Åke Holm (1900-1980), potter and artist, known as plain Åke to everyone in Höganäs. A local supernova and one of 20th century Sweden’s leading potters. Höganäs and the surrounding area were essential to his work, but he was also inspired by Jais Nielsen, Christian Berg, Patrick Nordström and Picasso. Modernism and tradition melted together in a reading, dreaming potter, a rascal and fine judge of character. Humour and music were central in Åke’s life.
In his lifetime he was woven into celebrations, legends and tall tales. Åke’s aversion to visitors and selling to stressed tourists became local legend. Sometimes he didn’t even sell to the king of Sweden. The sign with “Closed for the year” was hung on the door and the best items hidden away.
Åke – potter and artist
Åke Holm’s professional career started when he was 14, at Andersson & Johansson, later at Höganäsbolaget. When the factory closed, Åke started his own workshop at Sandflygsgatan 14 in Höganäs, first with his brother, and then on his own for 51 years from 1929. He constructed, threw clay, molded and developed a personal, expressive style with burlesque and biblical themes, often as sculptures but also as pottery and stoneware with traditional glazing.

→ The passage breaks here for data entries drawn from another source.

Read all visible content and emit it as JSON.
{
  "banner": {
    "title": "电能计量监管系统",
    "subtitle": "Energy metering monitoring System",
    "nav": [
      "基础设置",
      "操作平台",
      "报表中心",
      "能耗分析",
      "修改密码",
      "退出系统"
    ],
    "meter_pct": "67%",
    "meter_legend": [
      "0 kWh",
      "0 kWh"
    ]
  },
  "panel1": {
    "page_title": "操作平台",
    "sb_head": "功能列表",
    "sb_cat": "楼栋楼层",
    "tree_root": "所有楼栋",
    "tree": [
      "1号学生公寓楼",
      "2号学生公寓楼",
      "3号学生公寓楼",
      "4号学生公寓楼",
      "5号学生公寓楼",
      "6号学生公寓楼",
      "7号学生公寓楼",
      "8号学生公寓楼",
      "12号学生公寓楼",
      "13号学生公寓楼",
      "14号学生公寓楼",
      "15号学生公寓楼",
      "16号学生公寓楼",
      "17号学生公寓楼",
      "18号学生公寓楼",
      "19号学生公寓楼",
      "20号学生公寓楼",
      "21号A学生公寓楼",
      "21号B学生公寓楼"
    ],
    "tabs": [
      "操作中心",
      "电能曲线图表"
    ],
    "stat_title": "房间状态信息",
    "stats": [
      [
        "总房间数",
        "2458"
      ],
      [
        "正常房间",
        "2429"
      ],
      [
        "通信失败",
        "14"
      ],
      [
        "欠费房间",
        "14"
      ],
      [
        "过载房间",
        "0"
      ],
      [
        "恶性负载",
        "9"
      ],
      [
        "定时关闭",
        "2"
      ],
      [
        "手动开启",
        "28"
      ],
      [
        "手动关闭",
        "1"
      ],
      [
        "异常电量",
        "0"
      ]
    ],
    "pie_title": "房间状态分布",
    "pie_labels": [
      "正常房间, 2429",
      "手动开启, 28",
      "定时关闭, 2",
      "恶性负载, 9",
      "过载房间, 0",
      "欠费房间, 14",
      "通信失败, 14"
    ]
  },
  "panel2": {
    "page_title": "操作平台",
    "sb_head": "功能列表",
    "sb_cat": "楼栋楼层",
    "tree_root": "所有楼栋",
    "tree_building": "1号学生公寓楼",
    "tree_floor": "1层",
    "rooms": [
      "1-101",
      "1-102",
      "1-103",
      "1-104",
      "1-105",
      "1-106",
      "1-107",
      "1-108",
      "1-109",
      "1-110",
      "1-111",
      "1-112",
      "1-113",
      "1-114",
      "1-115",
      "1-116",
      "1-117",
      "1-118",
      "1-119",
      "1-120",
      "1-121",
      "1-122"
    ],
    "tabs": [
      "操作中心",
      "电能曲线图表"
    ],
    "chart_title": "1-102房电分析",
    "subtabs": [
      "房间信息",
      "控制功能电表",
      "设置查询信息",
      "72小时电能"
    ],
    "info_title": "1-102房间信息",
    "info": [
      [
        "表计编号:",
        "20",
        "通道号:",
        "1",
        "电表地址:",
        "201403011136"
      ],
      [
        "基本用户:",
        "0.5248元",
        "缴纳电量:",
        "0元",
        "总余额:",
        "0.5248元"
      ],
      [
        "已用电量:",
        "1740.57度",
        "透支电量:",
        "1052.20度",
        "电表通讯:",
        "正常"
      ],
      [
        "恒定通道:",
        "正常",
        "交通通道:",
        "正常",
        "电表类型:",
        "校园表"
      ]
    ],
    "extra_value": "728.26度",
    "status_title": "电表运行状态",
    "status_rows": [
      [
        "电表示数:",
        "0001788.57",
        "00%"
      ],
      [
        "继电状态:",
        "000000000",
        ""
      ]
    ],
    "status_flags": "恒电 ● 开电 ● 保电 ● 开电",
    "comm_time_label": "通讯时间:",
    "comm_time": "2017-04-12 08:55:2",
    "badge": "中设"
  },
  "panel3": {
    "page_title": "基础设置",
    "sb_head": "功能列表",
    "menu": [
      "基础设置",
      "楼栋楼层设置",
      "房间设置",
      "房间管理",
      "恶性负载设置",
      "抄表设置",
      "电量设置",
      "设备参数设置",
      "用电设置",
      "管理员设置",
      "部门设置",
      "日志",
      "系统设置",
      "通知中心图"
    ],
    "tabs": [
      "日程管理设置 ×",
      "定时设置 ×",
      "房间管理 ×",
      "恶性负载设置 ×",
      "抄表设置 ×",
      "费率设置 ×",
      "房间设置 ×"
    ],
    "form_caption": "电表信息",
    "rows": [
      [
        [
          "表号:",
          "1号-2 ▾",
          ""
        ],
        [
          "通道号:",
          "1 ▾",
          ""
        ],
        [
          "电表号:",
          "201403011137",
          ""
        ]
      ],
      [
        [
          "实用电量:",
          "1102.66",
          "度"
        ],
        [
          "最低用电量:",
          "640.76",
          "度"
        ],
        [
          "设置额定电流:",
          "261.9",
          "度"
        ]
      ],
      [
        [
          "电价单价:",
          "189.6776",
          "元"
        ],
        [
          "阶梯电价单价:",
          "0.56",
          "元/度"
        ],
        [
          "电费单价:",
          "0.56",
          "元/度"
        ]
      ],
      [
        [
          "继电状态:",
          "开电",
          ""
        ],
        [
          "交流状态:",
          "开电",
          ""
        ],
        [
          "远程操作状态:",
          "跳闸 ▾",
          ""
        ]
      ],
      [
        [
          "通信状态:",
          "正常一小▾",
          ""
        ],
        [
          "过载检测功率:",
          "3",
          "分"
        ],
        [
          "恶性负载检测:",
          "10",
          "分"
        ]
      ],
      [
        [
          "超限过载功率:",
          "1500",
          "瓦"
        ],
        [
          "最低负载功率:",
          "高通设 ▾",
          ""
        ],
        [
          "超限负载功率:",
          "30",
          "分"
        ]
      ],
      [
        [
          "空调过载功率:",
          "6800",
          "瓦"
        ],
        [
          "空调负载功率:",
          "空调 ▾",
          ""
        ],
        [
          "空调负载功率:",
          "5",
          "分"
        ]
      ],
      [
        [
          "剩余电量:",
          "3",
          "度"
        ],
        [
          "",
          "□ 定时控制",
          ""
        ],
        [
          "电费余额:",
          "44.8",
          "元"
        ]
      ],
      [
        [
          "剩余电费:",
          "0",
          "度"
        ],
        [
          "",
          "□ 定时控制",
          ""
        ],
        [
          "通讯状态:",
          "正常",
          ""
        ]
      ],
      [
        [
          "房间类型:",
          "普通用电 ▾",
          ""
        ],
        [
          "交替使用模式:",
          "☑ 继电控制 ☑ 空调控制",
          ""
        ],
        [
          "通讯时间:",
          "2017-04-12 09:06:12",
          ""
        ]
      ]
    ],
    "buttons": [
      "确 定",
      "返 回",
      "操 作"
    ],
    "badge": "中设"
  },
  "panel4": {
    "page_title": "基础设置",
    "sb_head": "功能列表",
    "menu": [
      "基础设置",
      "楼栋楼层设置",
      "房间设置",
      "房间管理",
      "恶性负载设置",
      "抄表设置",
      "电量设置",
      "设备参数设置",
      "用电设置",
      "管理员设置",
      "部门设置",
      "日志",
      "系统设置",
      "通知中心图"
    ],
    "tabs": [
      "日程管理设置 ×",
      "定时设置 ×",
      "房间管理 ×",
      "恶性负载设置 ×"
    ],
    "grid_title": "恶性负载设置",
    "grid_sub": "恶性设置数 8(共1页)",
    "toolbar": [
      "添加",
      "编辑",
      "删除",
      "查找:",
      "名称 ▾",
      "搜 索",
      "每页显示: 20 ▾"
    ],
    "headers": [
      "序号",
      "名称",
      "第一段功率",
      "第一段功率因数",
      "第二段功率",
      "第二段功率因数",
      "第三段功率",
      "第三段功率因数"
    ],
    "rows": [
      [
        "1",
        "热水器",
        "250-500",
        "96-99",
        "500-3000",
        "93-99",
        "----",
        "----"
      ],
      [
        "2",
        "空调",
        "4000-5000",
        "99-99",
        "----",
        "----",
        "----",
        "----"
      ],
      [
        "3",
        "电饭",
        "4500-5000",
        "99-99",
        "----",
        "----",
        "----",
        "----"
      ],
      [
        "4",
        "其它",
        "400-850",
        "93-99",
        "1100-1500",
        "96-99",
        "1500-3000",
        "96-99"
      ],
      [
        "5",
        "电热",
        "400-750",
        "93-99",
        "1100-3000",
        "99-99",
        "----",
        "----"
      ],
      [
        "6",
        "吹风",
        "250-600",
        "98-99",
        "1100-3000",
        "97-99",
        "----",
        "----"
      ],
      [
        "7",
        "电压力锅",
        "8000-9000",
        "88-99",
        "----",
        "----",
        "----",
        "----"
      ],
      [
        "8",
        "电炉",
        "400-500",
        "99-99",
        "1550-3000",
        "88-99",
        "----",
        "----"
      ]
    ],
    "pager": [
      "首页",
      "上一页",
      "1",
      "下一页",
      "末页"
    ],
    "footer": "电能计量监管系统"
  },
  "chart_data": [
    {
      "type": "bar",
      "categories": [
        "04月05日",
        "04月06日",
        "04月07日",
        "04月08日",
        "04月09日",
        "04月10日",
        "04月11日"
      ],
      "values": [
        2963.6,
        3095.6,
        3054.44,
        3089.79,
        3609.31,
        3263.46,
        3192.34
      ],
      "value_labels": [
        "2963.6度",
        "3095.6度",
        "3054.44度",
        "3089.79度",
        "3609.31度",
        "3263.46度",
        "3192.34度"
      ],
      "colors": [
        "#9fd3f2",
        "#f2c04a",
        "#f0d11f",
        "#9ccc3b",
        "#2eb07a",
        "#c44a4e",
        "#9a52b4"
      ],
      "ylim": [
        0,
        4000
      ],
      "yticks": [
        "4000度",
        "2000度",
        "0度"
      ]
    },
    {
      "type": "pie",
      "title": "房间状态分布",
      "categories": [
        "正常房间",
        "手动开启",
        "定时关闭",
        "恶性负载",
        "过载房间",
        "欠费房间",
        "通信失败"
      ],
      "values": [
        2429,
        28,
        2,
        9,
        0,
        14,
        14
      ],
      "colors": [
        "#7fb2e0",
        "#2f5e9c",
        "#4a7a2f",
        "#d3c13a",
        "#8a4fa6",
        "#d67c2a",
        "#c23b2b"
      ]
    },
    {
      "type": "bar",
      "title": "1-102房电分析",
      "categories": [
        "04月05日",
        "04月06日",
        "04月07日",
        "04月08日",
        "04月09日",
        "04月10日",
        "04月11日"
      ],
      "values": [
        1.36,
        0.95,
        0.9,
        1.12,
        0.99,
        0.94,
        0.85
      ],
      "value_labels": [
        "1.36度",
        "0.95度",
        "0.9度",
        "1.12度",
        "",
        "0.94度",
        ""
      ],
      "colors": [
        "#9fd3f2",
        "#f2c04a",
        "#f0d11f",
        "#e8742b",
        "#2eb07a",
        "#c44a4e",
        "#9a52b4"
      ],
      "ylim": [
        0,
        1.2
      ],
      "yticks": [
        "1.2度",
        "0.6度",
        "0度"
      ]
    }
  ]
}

His first success was “kullatrollen” (trolls from Kullen), popular souvenirs in the 1930s, 40s and 50s. In the 1960s and 70s his art turned more abstract and simplistic, eternal pottery beyond the mundane.
Åke Holm was an important benefactor of Höganäs Museum and a board member from 1936 to his death. Many collect the 275 prints he made for the annual membership of the museum. Åke donated pottery to Höganäs Museum at the end of his life. After his death his wife Annie and others donated a number of additional works.